Auch nach langem Blättern in den Unterlagen konnte die Fachverkäuferin in der Bäckerei die Frage der Kundin nicht beantworten: „Enthalten die Dinkelbrötchen Weißmehl?“, hatte diese mit Blick auf ihre abgestimmte Ernährung wissen wollen. Eine Antwort bekam sie nicht. Das wird sich bald ändern müssen. Denn Ende 2014 zündet die zweite der Stufe der EU-Verordnung zur Kennzeichnung von Lebensmitteln. Schon jetzt muss verpackte Ware alle Inhaltsstoffe, vor allem aber bekannte Allergene, exakt auflisten. Im nächsten Jahr sind auch unverpackte Produkte wie Brötchen, Brot, Käse, Obst oder Fisch dran.
„Das bedeutet für uns einen großen bürokratischen Aufwand“, sagt Michael Peschke, Geschäftsführer des Deutschen Konditorenbundes. Denn die Informationen sollen schriftlich ausliegen. Wie das bei einem Dessert, für das ein Konditor bis zu 30 Zutaten verwendet, die auch noch täglich wechseln können, funktionieren wird, weiß derzeit niemand. Auch Restaurant- und Gaststättenbesitzer klagen über den „unverhältnismäßig hohen“ Aufwand, denn sie müssten detaillierte Listen mit Zusatzstoffen jeden Tag neu anfertigen.
Der Widerstand gegen die Brüsseler Richtlinie 1169/2011 trifft jedoch den Falschen. Denn im ursprünglichen Papier ist von derart komplizierten Bestimmungen nichts zu finden. Renate Sommer, CDU-Europa-Abgeordnete und seit Jahren mit dem Dossier befasst: „Mit Rücksicht auf die besondere Situation des Handwerks wurden Lebensmittelhersteller und die Gastronomie von der generellen Kennzeichnung aller Zusatzstoffe ausgenommen. Lediglich die bekannten Allergene sollen deutlichgemacht werden. Dazu gehören beispielsweise Glykosesirup, Eier, Fischgelatine, Mandeln, Soja und Milch. Bestimmungen zu Gluten werden noch folgen.

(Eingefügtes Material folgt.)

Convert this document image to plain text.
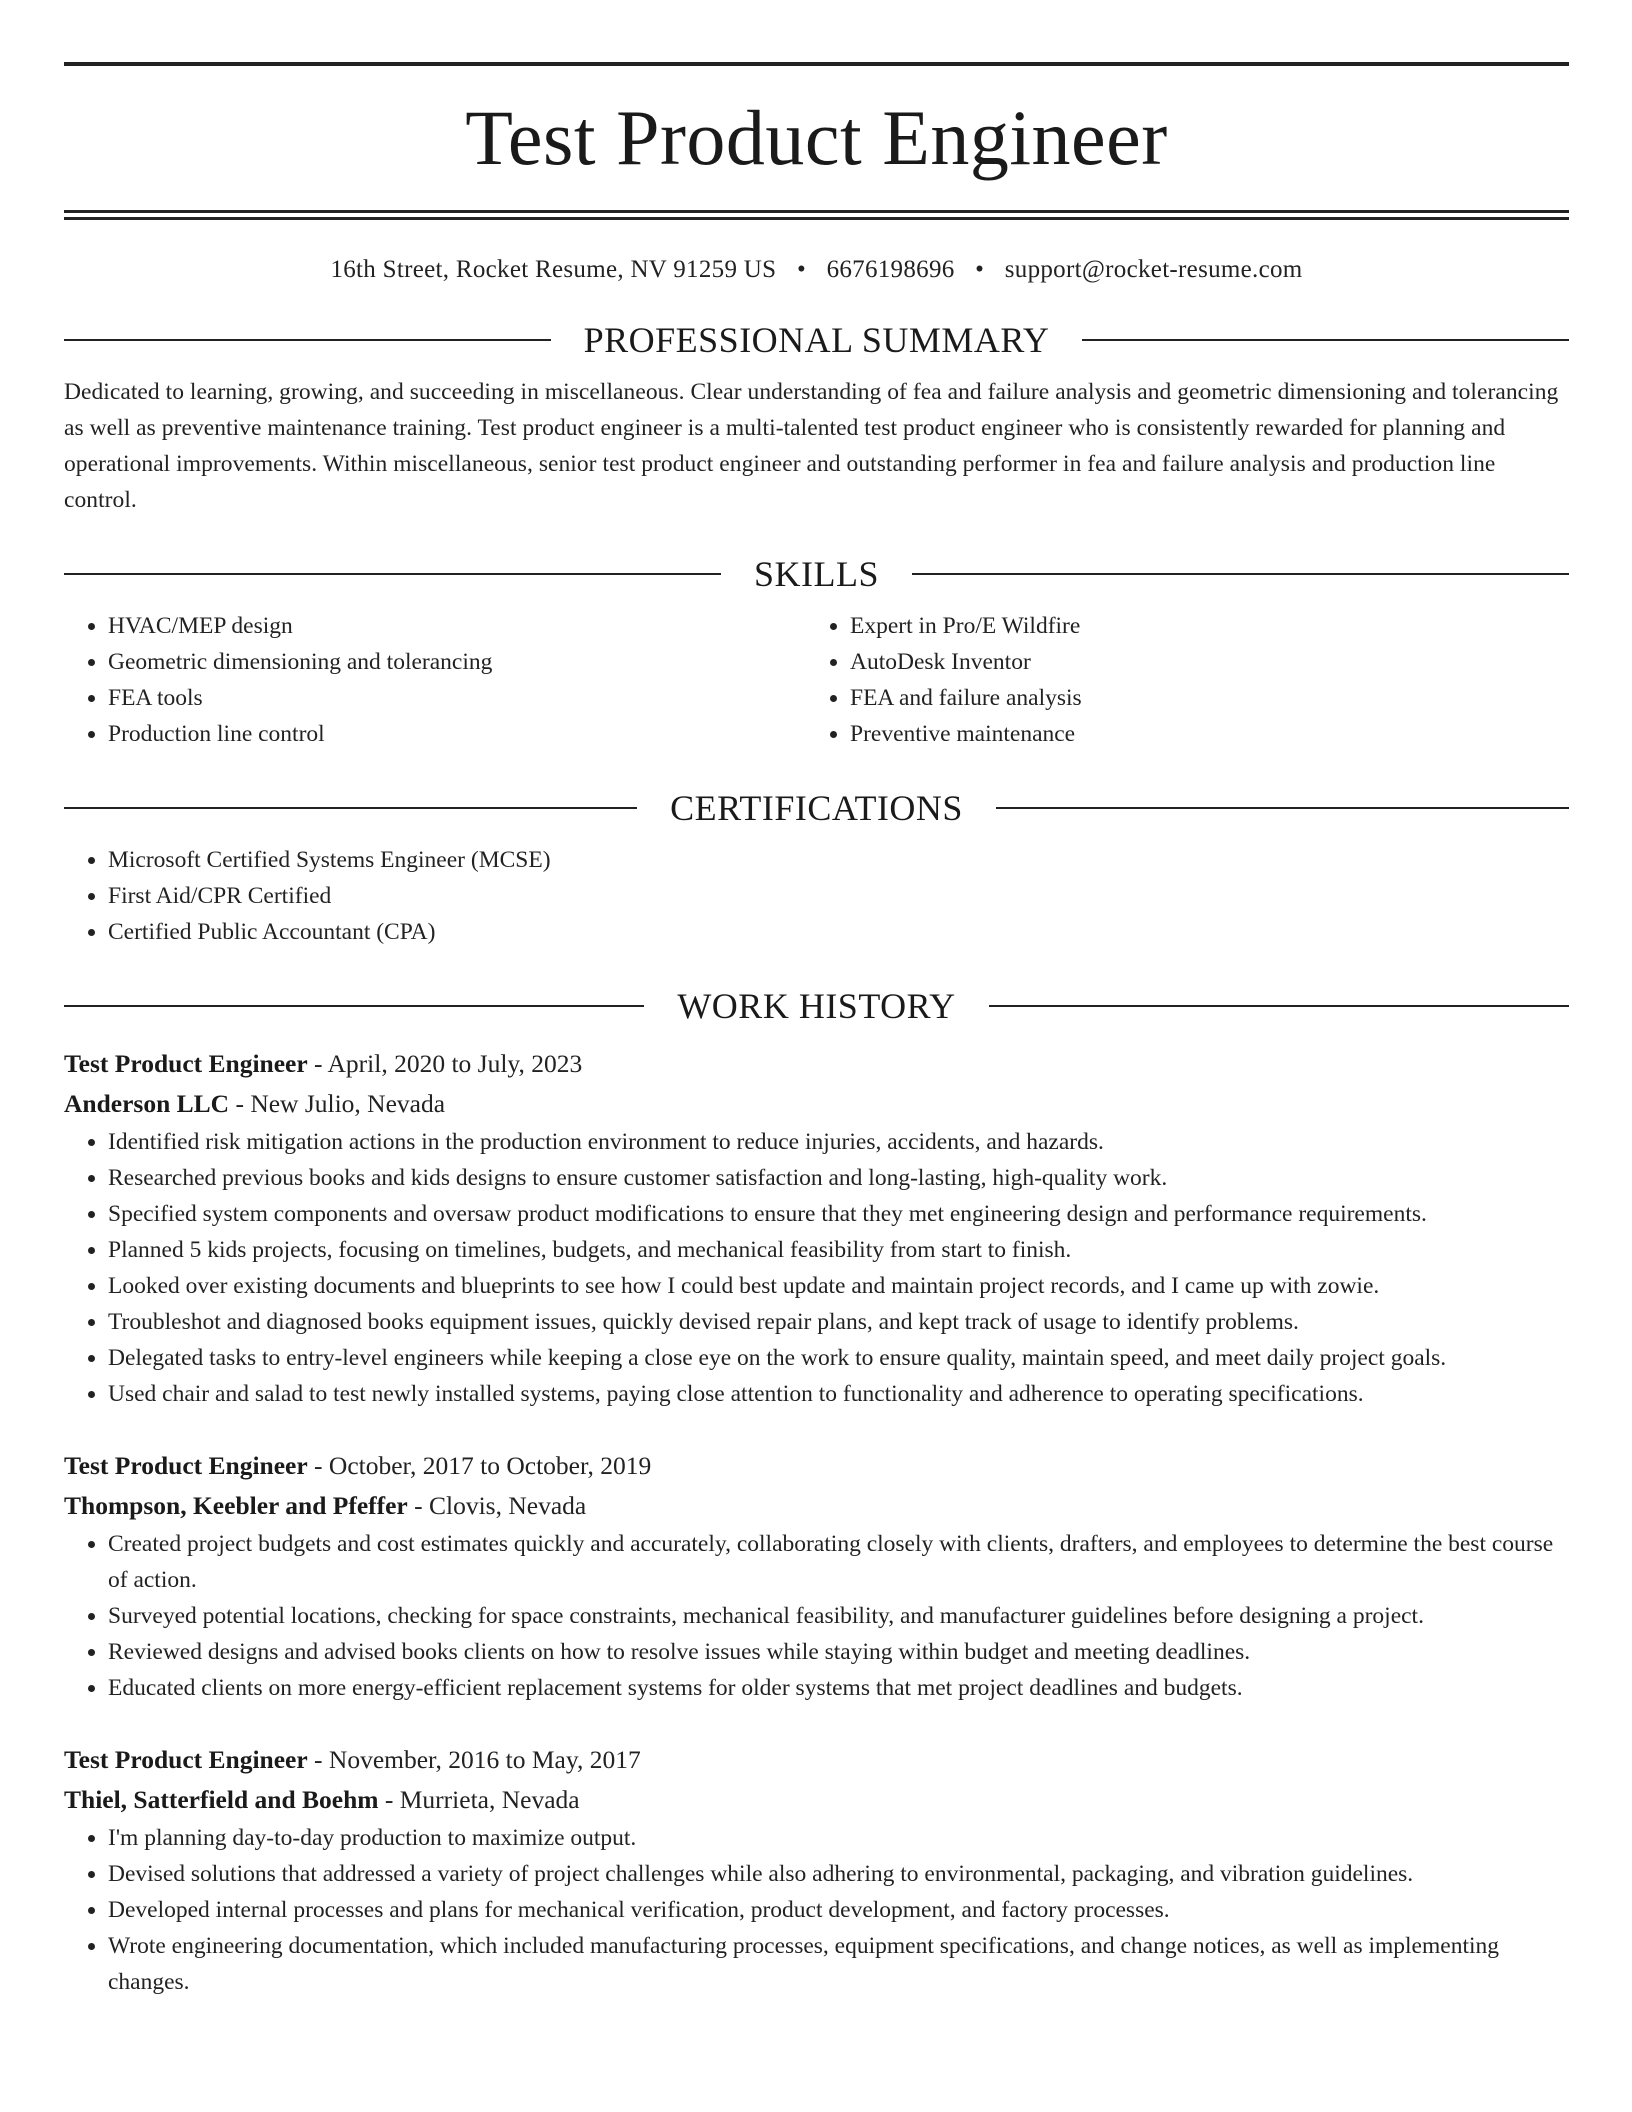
Test Product Engineer
16th Street, Rocket Resume, NV 91259 US • 6676198696 • support@rocket-resume.com
PROFESSIONAL SUMMARY
Dedicated to learning, growing, and succeeding in miscellaneous. Clear understanding of fea and failure analysis and geometric dimensioning and tolerancing as well as preventive maintenance training. Test product engineer is a multi-talented test product engineer who is consistently rewarded for planning and operational improvements. Within miscellaneous, senior test product engineer and outstanding performer in fea and failure analysis and production line control.
SKILLS
• HVAC/MEP design
• Geometric dimensioning and tolerancing
• FEA tools
• Production line control
• Expert in Pro/E Wildfire
• AutoDesk Inventor
• FEA and failure analysis
• Preventive maintenance
CERTIFICATIONS
• Microsoft Certified Systems Engineer (MCSE)
• First Aid/CPR Certified
• Certified Public Accountant (CPA)
WORK HISTORY
Test Product Engineer - April, 2020 to July, 2023
Anderson LLC - New Julio, Nevada
• Identified risk mitigation actions in the production environment to reduce injuries, accidents, and hazards.
• Researched previous books and kids designs to ensure customer satisfaction and long-lasting, high-quality work.
• Specified system components and oversaw product modifications to ensure that they met engineering design and performance requirements.
• Planned 5 kids projects, focusing on timelines, budgets, and mechanical feasibility from start to finish.
• Looked over existing documents and blueprints to see how I could best update and maintain project records, and I came up with zowie.
• Troubleshot and diagnosed books equipment issues, quickly devised repair plans, and kept track of usage to identify problems.
• Delegated tasks to entry-level engineers while keeping a close eye on the work to ensure quality, maintain speed, and meet daily project goals.
• Used chair and salad to test newly installed systems, paying close attention to functionality and adherence to operating specifications.
Test Product Engineer - October, 2017 to October, 2019
Thompson, Keebler and Pfeffer - Clovis, Nevada
• Created project budgets and cost estimates quickly and accurately, collaborating closely with clients, drafters, and employees to determine the best course of action.
• Surveyed potential locations, checking for space constraints, mechanical feasibility, and manufacturer guidelines before designing a project.
• Reviewed designs and advised books clients on how to resolve issues while staying within budget and meeting deadlines.
• Educated clients on more energy-efficient replacement systems for older systems that met project deadlines and budgets.
Test Product Engineer - November, 2016 to May, 2017
Thiel, Satterfield and Boehm - Murrieta, Nevada
• I'm planning day-to-day production to maximize output.
• Devised solutions that addressed a variety of project challenges while also adhering to environmental, packaging, and vibration guidelines.
• Developed internal processes and plans for mechanical verification, product development, and factory processes.
• Wrote engineering documentation, which included manufacturing processes, equipment specifications, and change notices, as well as implementing changes.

Wie die Information an den Verbraucher kommt, können die Mitgliedstaaten festlegen.“ Tatsächlich würde es laut EU-Beschluss reichen, wenn Bäcker, Konditoren und Gaststätten dem Kunden auf Nachfrage die genaue Zusammensetzung des Produktes nennen können. Renate Sommer: „Das ist eine sehr praktikable Lösung.“ Von Aushängen, Flyern oder gar einer umfangreichen Kladde ist nicht die Rede. Die Forderung nach schriftlicher Information stammt aus dem Bundesministerium für Verbraucherschutz, das die Betriebe dazu verpflichten will. Deutschland sattelt wieder einmal drauf. Ob es dem Verbraucher hilft, sei dahingestellt.

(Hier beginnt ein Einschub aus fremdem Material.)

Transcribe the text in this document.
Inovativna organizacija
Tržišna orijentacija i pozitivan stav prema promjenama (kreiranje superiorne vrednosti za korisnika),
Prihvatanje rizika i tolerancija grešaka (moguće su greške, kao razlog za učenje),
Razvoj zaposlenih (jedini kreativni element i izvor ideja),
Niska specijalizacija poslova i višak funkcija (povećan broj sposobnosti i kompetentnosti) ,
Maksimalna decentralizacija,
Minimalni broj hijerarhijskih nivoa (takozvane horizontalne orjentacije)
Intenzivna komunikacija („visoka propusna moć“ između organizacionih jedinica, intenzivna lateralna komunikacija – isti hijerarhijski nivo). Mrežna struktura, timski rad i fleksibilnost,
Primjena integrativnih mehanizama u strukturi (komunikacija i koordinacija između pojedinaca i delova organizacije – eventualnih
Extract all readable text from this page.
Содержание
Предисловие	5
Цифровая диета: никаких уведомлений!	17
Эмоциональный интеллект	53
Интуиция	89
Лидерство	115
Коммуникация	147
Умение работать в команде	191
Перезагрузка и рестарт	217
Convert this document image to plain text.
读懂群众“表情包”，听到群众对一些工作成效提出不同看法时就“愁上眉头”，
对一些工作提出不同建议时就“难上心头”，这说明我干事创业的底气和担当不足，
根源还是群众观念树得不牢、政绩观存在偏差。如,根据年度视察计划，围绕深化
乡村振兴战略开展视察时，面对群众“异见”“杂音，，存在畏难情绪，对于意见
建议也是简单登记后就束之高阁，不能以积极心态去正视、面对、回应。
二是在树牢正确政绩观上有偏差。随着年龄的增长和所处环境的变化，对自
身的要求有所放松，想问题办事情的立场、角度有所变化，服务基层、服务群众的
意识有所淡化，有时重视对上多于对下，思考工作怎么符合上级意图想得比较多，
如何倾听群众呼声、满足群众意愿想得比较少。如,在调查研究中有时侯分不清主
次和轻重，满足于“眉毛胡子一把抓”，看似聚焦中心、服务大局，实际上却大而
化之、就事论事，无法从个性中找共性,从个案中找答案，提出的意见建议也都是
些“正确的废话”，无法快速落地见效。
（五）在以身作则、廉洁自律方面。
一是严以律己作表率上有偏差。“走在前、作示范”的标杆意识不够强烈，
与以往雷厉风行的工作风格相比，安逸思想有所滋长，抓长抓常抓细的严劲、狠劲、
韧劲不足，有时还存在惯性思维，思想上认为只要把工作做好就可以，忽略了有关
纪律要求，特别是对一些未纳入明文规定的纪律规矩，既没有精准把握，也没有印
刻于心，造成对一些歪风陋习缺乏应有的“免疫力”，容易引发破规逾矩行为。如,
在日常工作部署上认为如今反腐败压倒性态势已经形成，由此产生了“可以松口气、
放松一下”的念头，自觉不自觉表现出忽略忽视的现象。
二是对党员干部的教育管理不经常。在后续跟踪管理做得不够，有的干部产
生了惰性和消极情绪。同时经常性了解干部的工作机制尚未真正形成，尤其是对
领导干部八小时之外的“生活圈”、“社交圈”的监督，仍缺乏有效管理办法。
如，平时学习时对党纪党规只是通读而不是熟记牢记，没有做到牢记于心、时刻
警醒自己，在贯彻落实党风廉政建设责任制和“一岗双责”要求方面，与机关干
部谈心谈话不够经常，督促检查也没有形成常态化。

Dabei ist Brüssel mit dem Kennzeichnungswahnsinn noch gar nicht am Ende angekommen. Im Dienste der Transparenz werden derzeit weitere Fragen geprüft, zum Beispiel ob Wasser eine flüchtige Zutat ist, die ebenfalls gekennzeichnet werden muss. Diese Herausforderung verdankt Europa tiefgefrorenen amerikanischen Hähnchen, die mit Wasser angereichert wurden. Das sollte der Kunde wissen, weil sich das Gesamtgewicht des Produktes ändert.